Selon un Arrêt de cassation de la Chambre sociale de la Cour de cassation rendu le 19/06/2013, des courriels et fichiers intégrés dans le disque dur de l'ordinateur professionnel, mis à disposition du salarié par l'employeur, ne sont pas identifiés comme personnels du seul fait qu'il émanent initialement de la messagerie électronique personnelle du salarié. Un huissier, mandaté par l'employeur, peut avoir accès à ces courriels et fichiers présumés être professionnels. L'employeur qui découvre, à la lecture du rapport d'expert, que le salarié s'est livré à des actes de concurrence déloyale, est fondé à prononcer le licenciement pour faute grave du salarié fautif.

Analyse de la décision de jurisprudence

En cas de suspicion de concurrence déloyale ou de déloyauté d'un salarié travaillant pour un concurrent, l'employeur peut mandater un huissier afin qu'il réalise une expertise.
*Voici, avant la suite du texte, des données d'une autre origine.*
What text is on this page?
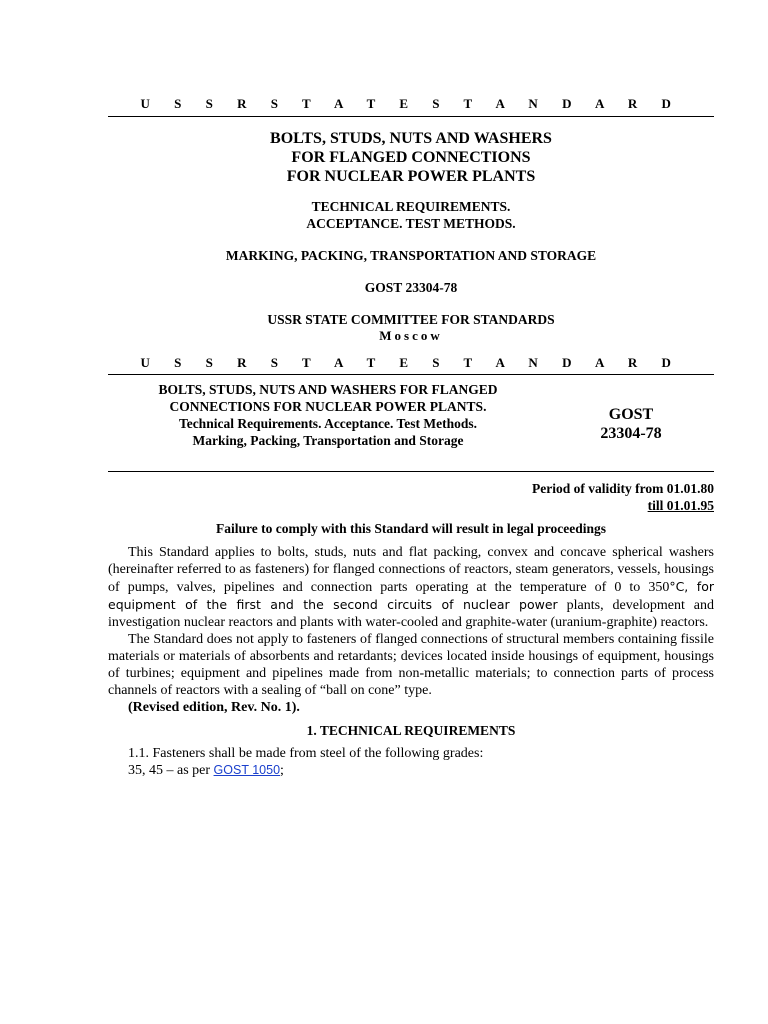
U S S R S T A T E S T A N D A R D
BOLTS, STUDS, NUTS AND WASHERS
FOR FLANGED CONNECTIONS
FOR NUCLEAR POWER PLANTS
TECHNICAL REQUIREMENTS.
ACCEPTANCE. TEST METHODS.
MARKING, PACKING, TRANSPORTATION AND STORAGE
GOST 23304-78
USSR STATE COMMITTEE FOR STANDARDS
Moscow
U S S R S T A T E S T A N D A R D
BOLTS, STUDS, NUTS AND WASHERS FOR FLANGED
CONNECTIONS FOR NUCLEAR POWER PLANTS.
Technical Requirements. Acceptance. Test Methods.
Marking, Packing, Transportation and Storage
GOST
23304-78
Period of validity from 01.01.80
till 01.01.95
Failure to comply with this Standard will result in legal proceedings

This Standard applies to bolts, studs, nuts and flat packing, convex and concave spherical washers (hereinafter referred to as fasteners) for flanged connections of reactors, steam generators, vessels, housings of pumps, valves, pipelines and connection parts operating at the temperature of 0 to 350°C, for equipment of the first and the second circuits of nuclear power plants, development and investigation nuclear reactors and plants with water-cooled and graphite-water (uranium-graphite) reactors.

The Standard does not apply to fasteners of flanged connections of structural members containing fissile materials or materials of absorbents and retardants; devices located inside housings of equipment, housings of turbines; equipment and pipelines made from non-metallic materials; to connection parts of process channels of reactors with a sealing of “ball on cone” type.

(Revised edition, Rev. No. 1).

1. TECHNICAL REQUIREMENTS

1.1. Fasteners shall be made from steel of the following grades:

35, 45 – as per GOST 1050;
Celui-ci peut consulter sur l'ordinateur professionnel, les fichiers et messages personnels, même hors la présence du salarié, dès lors qu'il y a accès depuis l'ordinateur de travail mis à la disposition du salarié pour son usage professionnel, et qu'ils ne sont pas identifiés comme "personnels" ou "privés".

Le 19 juin 2013, la Cour de cassation a admis pour la première fois que les dossiers et fichiers créés sur le disque dur de l'entreprise par un salarié, grâce à l'outil informatique mis à sa disposition par son employeur pour l'exécution de son travail, sont présumés, sauf si le salarié les identifie comme étant personnels, avoir un caractère professionnel. L'employeur peut y avoir accès sans que le salarié soit présent, et cela même si les messages proviennent de l'adresse e-mail personnelle du salarié.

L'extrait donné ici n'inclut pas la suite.